When Spiers died on his friend’s sofa, his friend had called for an ambulance. But when the paramedics arrived, they were unable to revive him. The Polish authorities then handed Spiers’ body over the the British authorities. The Polish police never conducted an autopsy; the British authorities, on the other hand, did. Mysteriously, they ruled that Spiers died of natural causes. Does vomiting amounts of black liquid seem natural? Not at all.

The case was said to be closed, but Spiers’ mother, Vanessa Bates, would not let the case die.

Bates believed her son did not die of natural causes. Bates would investigate, as her son told her to in that text a few days before his death.
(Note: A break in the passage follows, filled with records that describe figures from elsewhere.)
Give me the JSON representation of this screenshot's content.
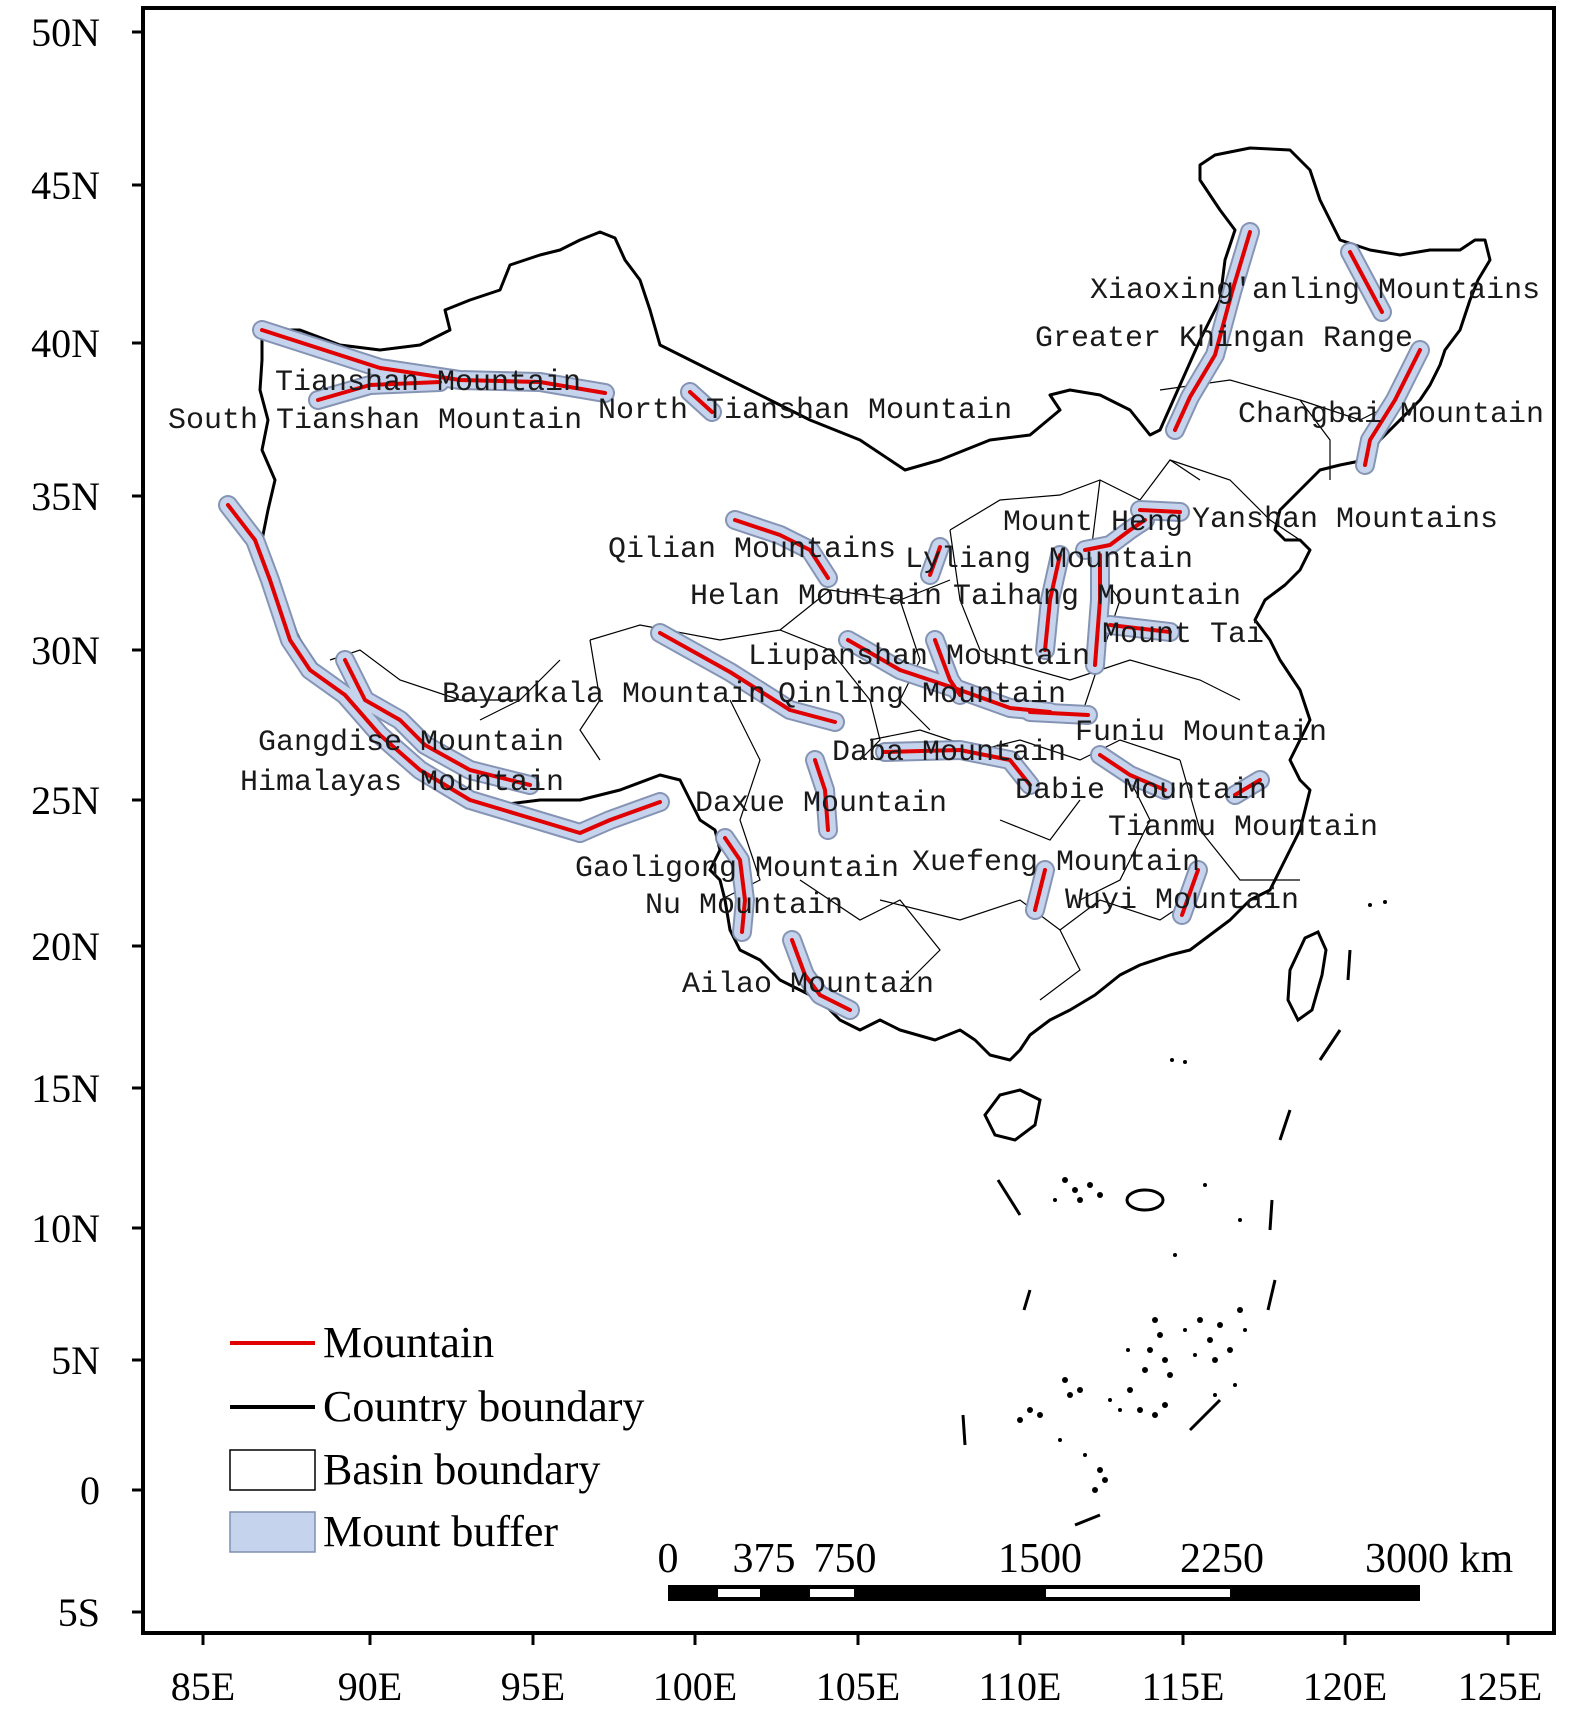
{
  "map": {
    "x_axis_labels": [
      "85E",
      "90E",
      "95E",
      "100E",
      "105E",
      "110E",
      "115E",
      "120E",
      "125E"
    ],
    "y_axis_labels": [
      "50N",
      "45N",
      "40N",
      "35N",
      "30N",
      "25N",
      "20N",
      "15N",
      "10N",
      "5N",
      "0",
      "5S"
    ],
    "mountains": [
      "Tianshan Mountain",
      "South Tianshan Mountain",
      "North Tianshan Mountain",
      "Xiaoxing'anling Mountains",
      "Greater Khingan Range",
      "Changbai Mountain",
      "Mount Heng",
      "Yanshan Mountains",
      "Qilian Mountains",
      "Lyliang Mountain",
      "Helan Mountain",
      "Taihang Mountain",
      "Mount Tai",
      "Liupanshan Mountain",
      "Bayankala Mountain",
      "Qinling Mountain",
      "Funiu Mountain",
      "Gangdise Mountain",
      "Daba Mountain",
      "Himalayas Mountain",
      "Dabie Mountain",
      "Daxue Mountain",
      "Tianmu Mountain",
      "Gaoligong Mountain",
      "Xuefeng Mountain",
      "Nu Mountain",
      "Wuyi Mountain",
      "Ailao Mountain"
    ],
    "legend": [
      {
        "label": "Mountain",
        "symbol": "red-line"
      },
      {
        "label": "Country boundary",
        "symbol": "black-line"
      },
      {
        "label": "Basin boundary",
        "symbol": "outlined-box"
      },
      {
        "label": "Mount buffer",
        "symbol": "filled-box"
      }
    ],
    "scale_bar": {
      "ticks": [
        "0",
        "375",
        "750",
        "1500",
        "2250"
      ],
      "end_label": "3000 km"
    },
    "colors": {
      "mountain_line": "#e00000",
      "buffer_fill": "#c5d3ec",
      "buffer_stroke": "#7f8fb0",
      "country_boundary": "#000000",
      "basin_boundary": "#000000"
    }
  }
}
When Bates was made aware of Spiers’ death and was given her son’s belongings, including his laptop, she discovered the laptop had been wiped clean. None of Spiers’ research was found on the computer, nothing was left to indicate that this laptop belonged to Spiers’ at all.

Bates believes her son was killed on purpose. It is not known by who exactly, but she believes someone or some group of people, wanted Spiers’ research to remain a secret.